Caves, Springs, and Volcanic Systems

Natural enclosed spaces act as radon traps. Caves, mine shafts, and volcanic tunnels all concentrate the gas because they’re surrounded by rock and have limited ventilation. A study of a volcanic cave system found radon concentrations ranging from 17 Bq/m³ in winter to 882 Bq/m³ in summer, with an annual average of 169 Bq/m³. The seasonal swing happens because warm outside air in summer sits above cooler cave air, creating a “cap” that prevents ventilation. In winter, the temperature relationship reverses, flushing radon out more effectively.

Thermal and mineral springs can also carry elevated radon. Water heated deep underground passes through uranium-bearing rock before surfacing, and the radon it absorbs comes along for the ride. Some historic “radon spas” in Europe were actually marketed for their radioactive water before the health risks of radon exposure were understood.

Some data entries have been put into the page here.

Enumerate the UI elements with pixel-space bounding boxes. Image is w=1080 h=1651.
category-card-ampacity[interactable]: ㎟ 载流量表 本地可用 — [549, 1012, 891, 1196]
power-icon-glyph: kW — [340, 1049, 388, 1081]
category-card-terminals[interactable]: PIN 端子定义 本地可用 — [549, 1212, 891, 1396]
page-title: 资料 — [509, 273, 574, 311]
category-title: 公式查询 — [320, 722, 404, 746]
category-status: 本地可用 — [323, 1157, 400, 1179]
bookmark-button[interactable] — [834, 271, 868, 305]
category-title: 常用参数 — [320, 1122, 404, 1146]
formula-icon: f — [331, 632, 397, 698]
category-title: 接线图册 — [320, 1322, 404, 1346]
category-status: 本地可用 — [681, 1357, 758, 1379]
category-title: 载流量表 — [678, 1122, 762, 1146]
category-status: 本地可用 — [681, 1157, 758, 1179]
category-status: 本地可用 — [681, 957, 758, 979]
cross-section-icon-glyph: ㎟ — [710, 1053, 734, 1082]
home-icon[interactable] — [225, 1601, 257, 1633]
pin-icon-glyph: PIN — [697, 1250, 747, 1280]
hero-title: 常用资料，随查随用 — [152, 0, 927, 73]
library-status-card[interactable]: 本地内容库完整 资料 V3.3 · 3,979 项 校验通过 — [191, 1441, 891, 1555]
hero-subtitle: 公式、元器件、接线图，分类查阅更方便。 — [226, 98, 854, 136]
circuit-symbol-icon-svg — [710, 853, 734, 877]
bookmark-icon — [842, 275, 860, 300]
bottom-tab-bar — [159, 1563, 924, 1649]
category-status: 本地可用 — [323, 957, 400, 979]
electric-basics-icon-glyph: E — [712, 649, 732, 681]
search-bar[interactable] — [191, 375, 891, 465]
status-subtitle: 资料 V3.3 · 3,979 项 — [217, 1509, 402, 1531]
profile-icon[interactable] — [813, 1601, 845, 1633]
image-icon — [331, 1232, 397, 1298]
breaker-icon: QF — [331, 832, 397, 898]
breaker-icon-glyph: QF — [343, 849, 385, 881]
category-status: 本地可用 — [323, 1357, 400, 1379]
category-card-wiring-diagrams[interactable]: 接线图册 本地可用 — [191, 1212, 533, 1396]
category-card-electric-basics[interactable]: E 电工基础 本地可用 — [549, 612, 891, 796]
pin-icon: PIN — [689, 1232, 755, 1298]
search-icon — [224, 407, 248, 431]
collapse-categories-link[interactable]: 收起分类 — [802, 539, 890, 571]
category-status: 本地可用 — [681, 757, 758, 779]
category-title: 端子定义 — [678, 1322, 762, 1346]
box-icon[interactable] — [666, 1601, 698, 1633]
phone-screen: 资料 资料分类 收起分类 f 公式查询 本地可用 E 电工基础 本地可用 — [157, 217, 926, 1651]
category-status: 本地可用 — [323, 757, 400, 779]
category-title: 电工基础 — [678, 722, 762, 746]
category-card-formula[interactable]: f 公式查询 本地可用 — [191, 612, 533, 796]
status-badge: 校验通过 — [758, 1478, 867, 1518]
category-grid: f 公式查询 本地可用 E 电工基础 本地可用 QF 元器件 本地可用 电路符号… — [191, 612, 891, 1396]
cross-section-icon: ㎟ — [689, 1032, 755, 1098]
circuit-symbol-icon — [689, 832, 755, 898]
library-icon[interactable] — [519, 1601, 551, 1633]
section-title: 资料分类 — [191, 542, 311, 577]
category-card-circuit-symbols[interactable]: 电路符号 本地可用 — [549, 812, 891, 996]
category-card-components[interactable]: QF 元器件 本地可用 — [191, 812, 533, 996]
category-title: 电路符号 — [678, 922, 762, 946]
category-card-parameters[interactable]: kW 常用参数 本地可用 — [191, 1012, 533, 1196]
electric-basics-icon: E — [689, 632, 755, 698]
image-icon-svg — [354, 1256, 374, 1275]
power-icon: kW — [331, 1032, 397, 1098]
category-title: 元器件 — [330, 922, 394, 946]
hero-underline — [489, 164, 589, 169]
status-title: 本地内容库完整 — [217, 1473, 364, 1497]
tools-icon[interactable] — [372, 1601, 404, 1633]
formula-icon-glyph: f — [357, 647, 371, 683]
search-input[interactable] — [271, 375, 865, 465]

Regions With Naturally High Radon

Certain geological formations produce consistently elevated radon across large areas. In the United States, one of the best-documented examples is the Reading Prong, a band of ancient metamorphic rock stretching from Pennsylvania through New Jersey and into New York. Counties overlying the Reading Prong have significantly higher indoor radon than surrounding areas. In a study of nearly 900,000 Pennsylvania radon measurements collected over 24 years, Reading Prong counties (Berks, Lehigh, and Northampton) had a median indoor radon concentration of about 192 Bq/m³, roughly triple the median in Philadelphia, which sits on different geology.

Similar high-radon zones exist wherever uranium-rich bedrock sits near the surface. The Appalachian Mountains, parts of the upper Midwest, and areas of the northern Great Plains all have elevated radon potential. Internationally, regions of Scandinavia, the United Kingdom’s granite-heavy southwest, and parts of central Europe are well-known radon hotspots. The pattern is consistent: wherever the local geology is rich in uranium or radium, radon follows.

How Much Radon Is in Outdoor Air

Even in the open atmosphere, radon is always present. The EPA estimates the average outdoor radon concentration at 0.4 pCi/L (15 Bq/m³). This is considered a safe background level, well below the 4 pCi/L (150 Bq/m³) action level that triggers a recommendation for mitigation indoors. Most countries around the world have adopted action levels similar to that 4 pCi/L threshold.

Outdoor radon stays low because it disperses quickly into the atmosphere. The concern is always about enclosed spaces, whether natural or human-made, where the gas can accumulate faster than it dissipates. Your geology determines the starting concentration, and your ventilation determines how much of it you actually breathe.